Generalized temperature-driven insect population dynamics model – a mechanistic approach

Abstract

Demand for computer models that simulate insect population dynamics is growing due to many factors including increased pressure on natural resources and climate change. Generalized models are a practical way to simulate multiple insect species with a single computer model, reducing the time spent developing species-specific models for each insect of interest. In this thesis, a generalized insect population dynamics model is presented. The model uses a mechanistic approach, leveraging data on underlying population drivers such as temperature-dependent vital rates to simulate changes in a population. The general model structure and code were adapted from the species-specific Drosophila suzukii model by Langille et al. (2016). The species-specific model was modified to account for a variety of insect species, minimise the number of required parameters, and use parameters that are available through literature, ensuring the general model’s simplicity and ease of use.
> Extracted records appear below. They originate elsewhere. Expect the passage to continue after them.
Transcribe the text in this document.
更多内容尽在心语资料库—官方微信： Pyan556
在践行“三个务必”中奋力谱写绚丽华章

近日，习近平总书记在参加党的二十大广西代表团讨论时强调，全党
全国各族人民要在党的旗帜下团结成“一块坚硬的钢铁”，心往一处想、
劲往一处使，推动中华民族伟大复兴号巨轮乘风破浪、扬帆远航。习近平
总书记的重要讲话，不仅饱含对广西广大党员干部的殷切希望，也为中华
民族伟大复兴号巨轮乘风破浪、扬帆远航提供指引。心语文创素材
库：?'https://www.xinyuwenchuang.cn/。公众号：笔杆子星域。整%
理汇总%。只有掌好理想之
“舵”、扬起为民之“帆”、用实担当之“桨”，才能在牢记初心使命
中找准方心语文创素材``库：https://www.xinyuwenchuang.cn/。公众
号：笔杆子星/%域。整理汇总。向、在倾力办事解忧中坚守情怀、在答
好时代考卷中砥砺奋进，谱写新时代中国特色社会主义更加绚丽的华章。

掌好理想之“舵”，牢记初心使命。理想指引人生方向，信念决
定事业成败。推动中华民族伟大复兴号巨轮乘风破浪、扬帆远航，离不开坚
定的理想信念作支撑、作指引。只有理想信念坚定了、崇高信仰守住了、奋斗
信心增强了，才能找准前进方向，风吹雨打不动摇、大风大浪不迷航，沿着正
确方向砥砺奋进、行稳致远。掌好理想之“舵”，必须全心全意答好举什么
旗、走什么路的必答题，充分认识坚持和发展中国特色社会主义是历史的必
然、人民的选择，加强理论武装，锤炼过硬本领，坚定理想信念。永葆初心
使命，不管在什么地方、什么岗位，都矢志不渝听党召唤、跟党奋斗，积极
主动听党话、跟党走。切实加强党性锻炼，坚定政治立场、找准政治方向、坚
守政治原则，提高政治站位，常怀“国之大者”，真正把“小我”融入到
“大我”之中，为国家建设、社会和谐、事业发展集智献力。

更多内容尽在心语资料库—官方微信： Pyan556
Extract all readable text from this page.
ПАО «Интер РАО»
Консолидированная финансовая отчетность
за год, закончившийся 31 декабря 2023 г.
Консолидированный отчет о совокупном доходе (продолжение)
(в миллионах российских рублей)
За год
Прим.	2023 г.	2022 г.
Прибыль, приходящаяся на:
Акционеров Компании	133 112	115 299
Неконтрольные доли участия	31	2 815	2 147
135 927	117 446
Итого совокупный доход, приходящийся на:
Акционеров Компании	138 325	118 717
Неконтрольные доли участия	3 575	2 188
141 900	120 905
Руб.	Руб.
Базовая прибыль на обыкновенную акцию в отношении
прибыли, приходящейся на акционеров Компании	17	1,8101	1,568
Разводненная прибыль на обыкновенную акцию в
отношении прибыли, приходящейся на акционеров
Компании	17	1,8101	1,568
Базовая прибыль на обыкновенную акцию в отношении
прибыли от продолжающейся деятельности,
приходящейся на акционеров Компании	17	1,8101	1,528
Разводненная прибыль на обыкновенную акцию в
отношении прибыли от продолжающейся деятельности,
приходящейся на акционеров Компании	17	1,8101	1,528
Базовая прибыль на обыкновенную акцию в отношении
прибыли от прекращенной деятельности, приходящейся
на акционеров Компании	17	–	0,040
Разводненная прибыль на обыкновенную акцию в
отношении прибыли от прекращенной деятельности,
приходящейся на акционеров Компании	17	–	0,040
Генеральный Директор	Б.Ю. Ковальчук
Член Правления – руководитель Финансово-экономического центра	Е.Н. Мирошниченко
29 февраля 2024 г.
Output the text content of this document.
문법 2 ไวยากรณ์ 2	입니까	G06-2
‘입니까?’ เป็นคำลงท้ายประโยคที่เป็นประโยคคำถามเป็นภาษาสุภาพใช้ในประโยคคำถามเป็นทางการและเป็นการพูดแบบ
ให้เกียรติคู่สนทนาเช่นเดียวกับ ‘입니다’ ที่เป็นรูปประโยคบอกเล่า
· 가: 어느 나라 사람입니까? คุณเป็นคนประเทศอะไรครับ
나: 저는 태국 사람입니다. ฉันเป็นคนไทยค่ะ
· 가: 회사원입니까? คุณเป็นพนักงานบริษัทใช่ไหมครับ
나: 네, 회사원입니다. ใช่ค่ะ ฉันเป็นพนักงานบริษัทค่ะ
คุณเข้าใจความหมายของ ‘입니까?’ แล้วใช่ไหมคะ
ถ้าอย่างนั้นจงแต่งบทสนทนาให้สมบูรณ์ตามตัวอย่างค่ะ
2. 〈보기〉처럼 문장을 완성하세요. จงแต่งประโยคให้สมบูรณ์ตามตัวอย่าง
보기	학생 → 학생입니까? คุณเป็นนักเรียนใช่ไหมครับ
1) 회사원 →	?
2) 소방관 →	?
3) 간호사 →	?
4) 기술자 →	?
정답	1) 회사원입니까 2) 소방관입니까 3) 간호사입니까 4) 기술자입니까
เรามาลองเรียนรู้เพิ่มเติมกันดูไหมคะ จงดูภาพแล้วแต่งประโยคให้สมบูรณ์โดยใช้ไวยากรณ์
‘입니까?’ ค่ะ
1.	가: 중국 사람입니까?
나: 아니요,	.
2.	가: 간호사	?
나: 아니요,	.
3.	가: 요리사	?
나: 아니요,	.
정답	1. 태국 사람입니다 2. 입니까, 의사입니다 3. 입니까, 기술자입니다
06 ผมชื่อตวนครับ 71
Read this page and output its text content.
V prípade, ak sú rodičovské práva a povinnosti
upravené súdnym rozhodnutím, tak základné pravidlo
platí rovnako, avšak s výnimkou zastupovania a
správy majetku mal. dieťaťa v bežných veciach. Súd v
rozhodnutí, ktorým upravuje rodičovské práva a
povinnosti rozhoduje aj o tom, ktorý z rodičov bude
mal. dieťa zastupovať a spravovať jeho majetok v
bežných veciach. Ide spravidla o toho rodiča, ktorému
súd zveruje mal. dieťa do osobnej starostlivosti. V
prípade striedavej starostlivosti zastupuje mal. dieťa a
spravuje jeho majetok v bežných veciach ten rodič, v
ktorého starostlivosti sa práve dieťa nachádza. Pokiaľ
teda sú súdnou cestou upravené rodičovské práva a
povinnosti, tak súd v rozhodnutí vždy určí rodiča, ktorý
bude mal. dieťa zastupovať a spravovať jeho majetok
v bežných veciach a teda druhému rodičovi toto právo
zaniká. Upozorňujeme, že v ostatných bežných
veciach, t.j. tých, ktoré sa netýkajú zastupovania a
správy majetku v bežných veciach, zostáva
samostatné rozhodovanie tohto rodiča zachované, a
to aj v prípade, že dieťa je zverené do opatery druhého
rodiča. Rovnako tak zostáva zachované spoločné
Through exploration and sensitivity tests, the model’s elements were found to largely behave as expected from the real-life systems. The model was also validated for its intended use as a non-predictive, exploratory model through the comparison of published field or simulation population studies. The model successfully approximated published population studies when simulating insect species with simple life cycles, however, simulations of insect species with more complex life cycles, or social structures, were not as successful. Overall, despite some limitations, the general model presented in this thesis can simulate many insect species population dynamics and is ideal for study ideation, prototyping, and rapid exploration.